If your subclass contains the method methodInSubclass, let's say, and you created your bindings without type substitution support, you can access methodInSubclass simply by casting the returned Element instance down to your subclass:

((subclass)FooElementInstance).methodInSubclass

However, if you regenerate your bindings with type substitution support, this technique now results in a ClassCastException at runtime. The fix is to cast the object returned by the unmarshalled object's getValueObject() method down to your subclass.

For example, let's say you have a MyUSAddress class that extends the schema-derived class primer.address.USAddress. That is, your schema contains:

<xsd:annotation>
  <xsd:appinfo>
    <jxb:schemaBindings>
      <jxb:package name="primer.address"/>
    </jxb:schemaBindings>
  </xsd:appinfo>
</xsd:annotation>

<xsd:complexType name="USAddress">
  <xsd:annotation>
    <xsd:appinfo>
      <jxb:class implClass="primer.MyUSAddress"/>
    </xsd:appinfo>
  </xsd:annotation>
.
.
.

If your schema's not customized for type substitution, then the following application code would work with the resulting bindings:

primer.MyUSAddress myAddr = 
    (primer.MyUSAddress)u.unmarshal(new FileInputStream("address.xml"));
where address.xml contains:
<Address country="US">
    <name>Alice Smith</name>
    <street>123 Maple Street</street>
    <city>Cambridge</city>
    <state>MA</state>
    <zip>12345</zip>
</Address>
That is, it would be okay to cast the unmarshalled object down to your primer.MyUSAddress.
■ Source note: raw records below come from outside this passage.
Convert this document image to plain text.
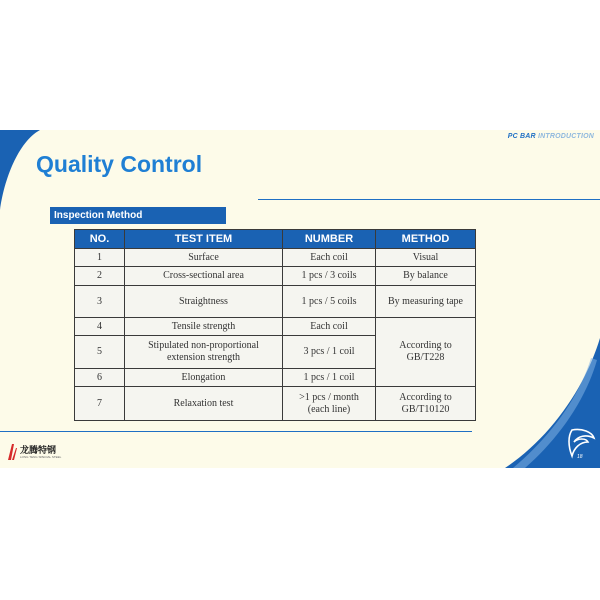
PC BAR INTRODUCTION
Quality Control
Inspection Method
NO.	TEST ITEM	NUMBER	METHOD
1	Surface	Each coil	Visual
2	Cross-sectional area	1 pcs / 3 coils	By balance
3	Straightness	1 pcs / 5 coils	By measuring tape
4	Tensile strength	Each coil	According to GB/T228
5	Stipulated non-proportional extension strength	3 pcs / 1 coil	
6	Elongation	1 pcs / 1 coil	
7	Relaxation test	>1 pcs / month (each line)	According to GB/T10120
龙腾特钢
LONG TENG SPECIAL STEEL	18
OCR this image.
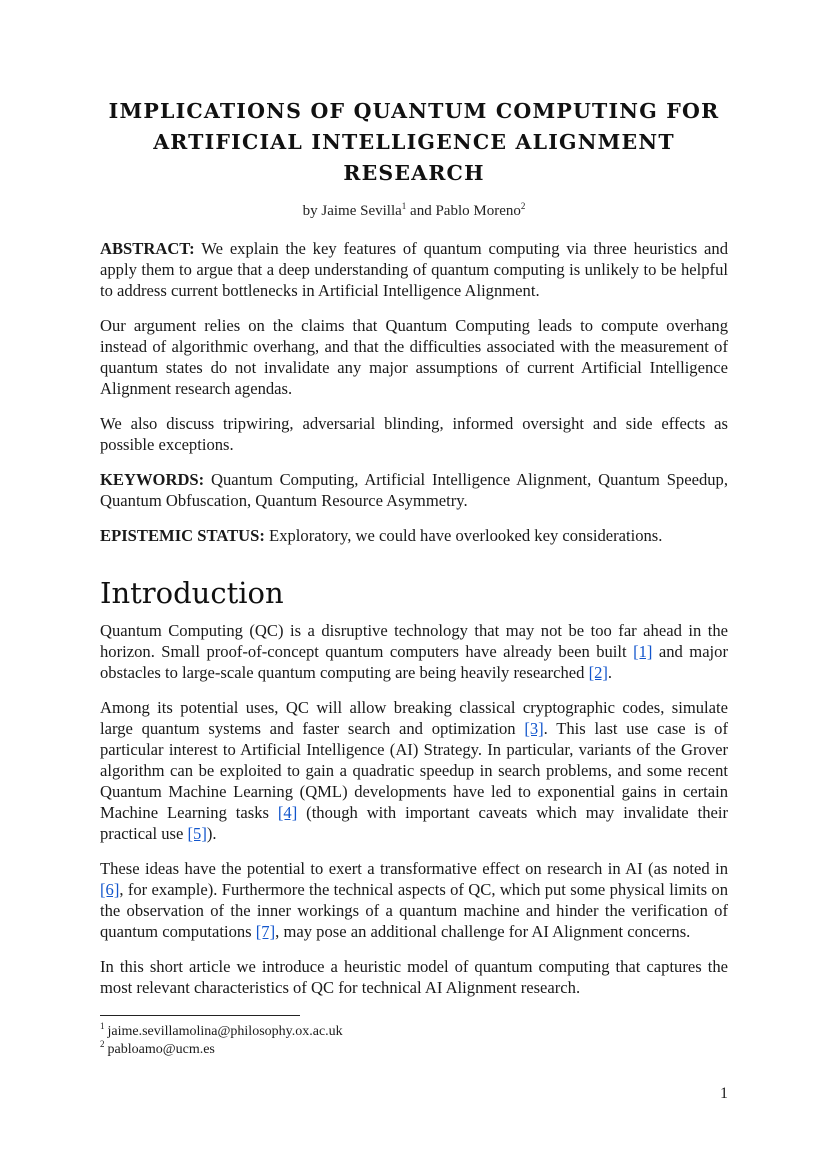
IMPLICATIONS OF QUANTUM COMPUTING FOR
ARTIFICIAL INTELLIGENCE ALIGNMENT RESEARCH
by Jaime Sevilla$^1$ and Pablo Moreno$^2$

ABSTRACT: We explain the key features of quantum computing via three heuristics and apply them to argue that a deep understanding of quantum computing is unlikely to be helpful to address current bottlenecks in Artificial Intelligence Alignment.

Our argument relies on the claims that Quantum Computing leads to compute overhang instead of algorithmic overhang, and that the difficulties associated with the measurement of quantum states do not invalidate any major assumptions of current Artificial Intelligence Alignment research agendas.

We also discuss tripwiring, adversarial blinding, informed oversight and side effects as possible exceptions.

KEYWORDS: Quantum Computing, Artificial Intelligence Alignment, Quantum Speedup, Quantum Obfuscation, Quantum Resource Asymmetry.

EPISTEMIC STATUS: Exploratory, we could have overlooked key considerations.

Introduction

Quantum Computing (QC) is a disruptive technology that may not be too far ahead in the horizon. Small proof-of-concept quantum computers have already been built [1] and major obstacles to large-scale quantum computing are being heavily researched [2].

Among its potential uses, QC will allow breaking classical cryptographic codes, simulate large quantum systems and faster search and optimization [3]. This last use case is of particular interest to Artificial Intelligence (AI) Strategy. In particular, variants of the Grover algorithm can be exploited to gain a quadratic speedup in search problems, and some recent Quantum Machine Learning (QML) developments have led to exponential gains in certain Machine Learning tasks [4] (though with important caveats which may invalidate their practical use [5]).

These ideas have the potential to exert a transformative effect on research in AI (as noted in [6], for example). Furthermore the technical aspects of QC, which put some physical limits on the observation of the inner workings of a quantum machine and hinder the verification of quantum computations [7], may pose an additional challenge for AI Alignment concerns.

In this short article we introduce a heuristic model of quantum computing that captures the most relevant characteristics of QC for technical AI Alignment research.

$^1$ jaime.sevillamolina@philosophy.ox.ac.uk
$^2$ pabloamo@ucm.es
1
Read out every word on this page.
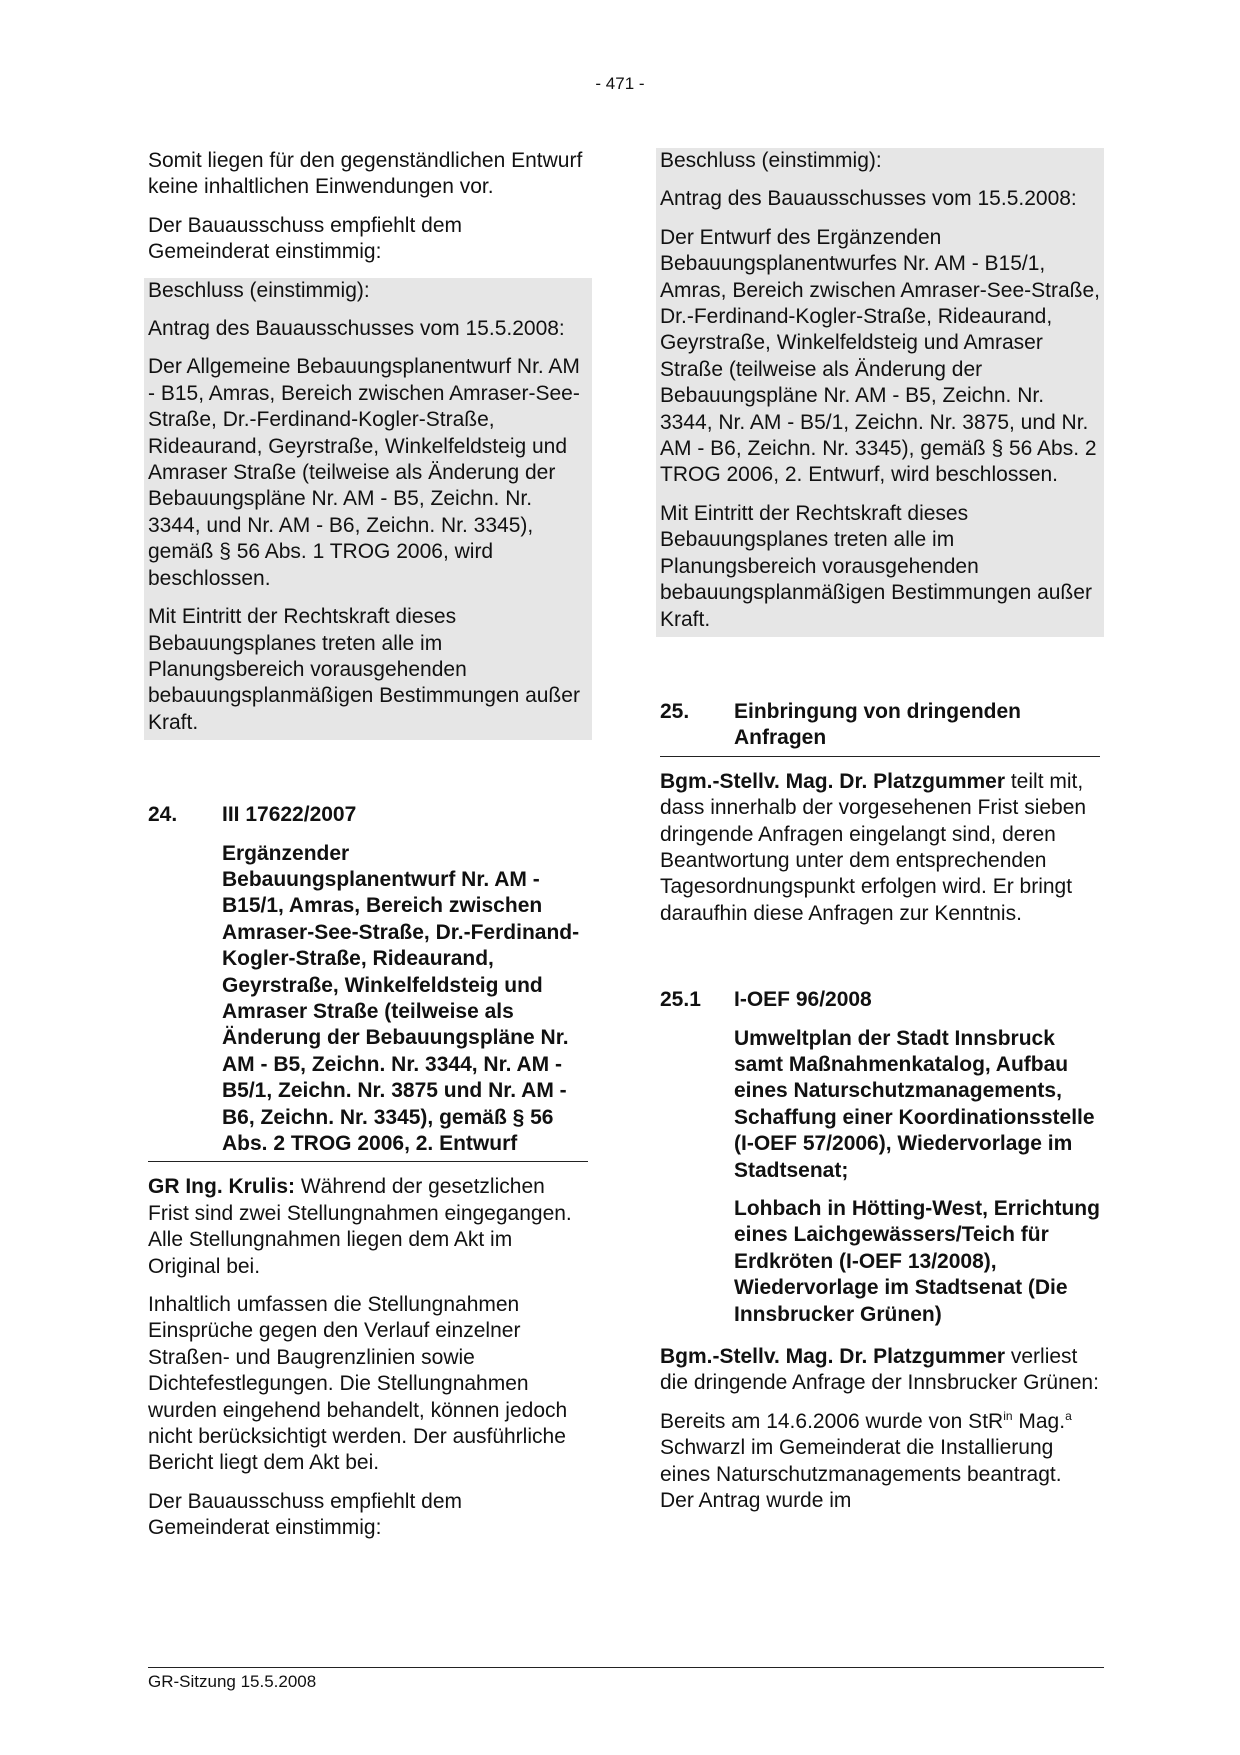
- 471 -

Somit liegen für den gegenständlichen Entwurf keine inhaltlichen Einwendungen vor.

Der Bauausschuss empfiehlt dem Gemeinderat einstimmig:

Beschluss (einstimmig):

Antrag des Bauausschusses vom 15.5.2008:

Der Allgemeine Bebauungsplanentwurf Nr. AM - B15, Amras, Bereich zwischen Amraser-See-Straße, Dr.-Ferdinand-Kogler-Straße, Rideaurand, Geyrstraße, Winkelfeldsteig und Amraser Straße (teilweise als Änderung der Bebauungspläne Nr. AM - B5, Zeichn. Nr. 3344, und Nr. AM - B6, Zeichn. Nr. 3345), gemäß § 56 Abs. 1 TROG 2006, wird beschlossen.

Mit Eintritt der Rechtskraft dieses Bebauungsplanes treten alle im Planungsbereich vorausgehenden bebauungsplanmäßigen Bestimmungen außer Kraft.

24.	III 17622/2007
Ergänzender Bebauungsplanentwurf Nr. AM - B15/1, Amras, Bereich zwischen Amraser-See-Straße, Dr.-Ferdinand-Kogler-Straße, Rideaurand, Geyrstraße, Winkelfeldsteig und Amraser Straße (teilweise als Änderung der Bebauungspläne Nr. AM - B5, Zeichn. Nr. 3344, Nr. AM - B5/1, Zeichn. Nr. 3875 und Nr. AM - B6, Zeichn. Nr. 3345), gemäß § 56 Abs. 2 TROG 2006, 2. Entwurf

GR Ing. Krulis: Während der gesetzlichen Frist sind zwei Stellungnahmen eingegangen. Alle Stellungnahmen liegen dem Akt im Original bei.

Inhaltlich umfassen die Stellungnahmen Einsprüche gegen den Verlauf einzelner Straßen- und Baugrenzlinien sowie Dichtefestlegungen. Die Stellungnahmen wurden eingehend behandelt, können jedoch nicht berücksichtigt werden. Der ausführliche Bericht liegt dem Akt bei.

Der Bauausschuss empfiehlt dem Gemeinderat einstimmig:

Beschluss (einstimmig):

Antrag des Bauausschusses vom 15.5.2008:

Der Entwurf des Ergänzenden Bebauungsplanentwurfes Nr. AM - B15/1, Amras, Bereich zwischen Amraser-See-Straße, Dr.-Ferdinand-Kogler-Straße, Rideaurand, Geyrstraße, Winkelfeldsteig und Amraser Straße (teilweise als Änderung der Bebauungspläne Nr. AM - B5, Zeichn. Nr. 3344, Nr. AM - B5/1, Zeichn. Nr. 3875, und Nr. AM - B6, Zeichn. Nr. 3345), gemäß § 56 Abs. 2 TROG 2006, 2. Entwurf, wird beschlossen.

Mit Eintritt der Rechtskraft dieses Bebauungsplanes treten alle im Planungsbereich vorausgehenden bebauungsplanmäßigen Bestimmungen außer Kraft.

25.	Einbringung von dringenden Anfragen

Bgm.-Stellv. Mag. Dr. Platzgummer teilt mit, dass innerhalb der vorgesehenen Frist sieben dringende Anfragen eingelangt sind, deren Beantwortung unter dem entsprechenden Tagesordnungspunkt erfolgen wird. Er bringt daraufhin diese Anfragen zur Kenntnis.

25.1	I-OEF 96/2008
Umweltplan der Stadt Innsbruck samt Maßnahmenkatalog, Aufbau eines Naturschutzmanagements, Schaffung einer Koordinationsstelle (I-OEF 57/2006), Wiedervorlage im Stadtsenat;
Lohbach in Hötting-West, Errichtung eines Laichgewässers/Teich für Erdkröten (I-OEF 13/2008), Wiedervorlage im Stadtsenat (Die Innsbrucker Grünen)

Bgm.-Stellv. Mag. Dr. Platzgummer verliest die dringende Anfrage der Innsbrucker Grünen:

Bereits am 14.6.2006 wurde von StR$^{in}$ Mag.$^a$ Schwarzl im Gemeinderat die Installierung eines Naturschutzmanagements beantragt. Der Antrag wurde im

GR-Sitzung 15.5.2008
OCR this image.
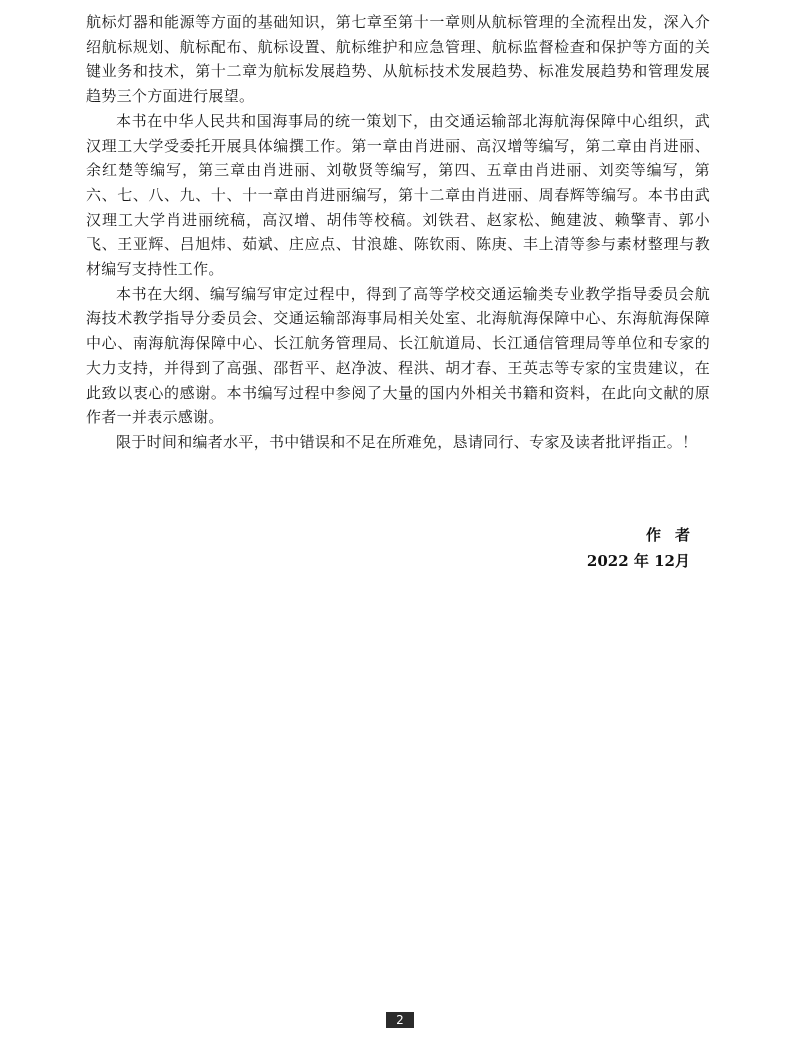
航标灯器和能源等方面的基础知识，第七章至第十一章则从航标管理的全流程出发，深入介绍航标规划、航标配布、航标设置、航标维护和应急管理、航标监督检查和保护等方面的关键业务和技术，第十二章为航标发展趋势、从航标技术发展趋势、标准发展趋势和管理发展趋势三个方面进行展望。

本书在中华人民共和国海事局的统一策划下，由交通运输部北海航海保障中心组织，武汉理工大学受委托开展具体编撰工作。第一章由肖进丽、高汉增等编写，第二章由肖进丽、余红楚等编写，第三章由肖进丽、刘敬贤等编写，第四、五章由肖进丽、刘奕等编写，第六、七、八、九、十、十一章由肖进丽编写，第十二章由肖进丽、周春辉等编写。本书由武汉理工大学肖进丽统稿，高汉增、胡伟等校稿。刘铁君、赵家松、鲍建波、赖擎青、郭小飞、王亚辉、吕旭炜、茹斌、庄应点、甘浪雄、陈钦雨、陈庚、丰上清等参与素材整理与教材编写支持性工作。

本书在大纲、编写编写审定过程中，得到了高等学校交通运输类专业教学指导委员会航海技术教学指导分委员会、交通运输部海事局相关处室、北海航海保障中心、东海航海保障中心、南海航海保障中心、长江航务管理局、长江航道局、长江通信管理局等单位和专家的大力支持，并得到了高强、邵哲平、赵净波、程洪、胡才春、王英志等专家的宝贵建议，在此致以衷心的感谢。本书编写过程中参阅了大量的国内外相关书籍和资料，在此向文献的原作者一并表示感谢。

限于时间和编者水平，书中错误和不足在所难免，恳请同行、专家及读者批评指正。！

作者
2022 年 12月
2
However if, for some reason, you were to add an typeSubstitution customization to your schema and recompile, your application would fail with a ClassCastException. The fix is to cast the object returned by the getValueObject() method that the schema-derived class now contains down to MyUSAddress:

Address addr = (Address)u.unmarshal(new FileInputStream("address.xml"));
primer.MyUSAddress myAddr=(primer.MyUSAddress)addr.getValueObject();

Type substitution support is experimental at present. JAXB 2.0 will specify the standard binding for type substitution.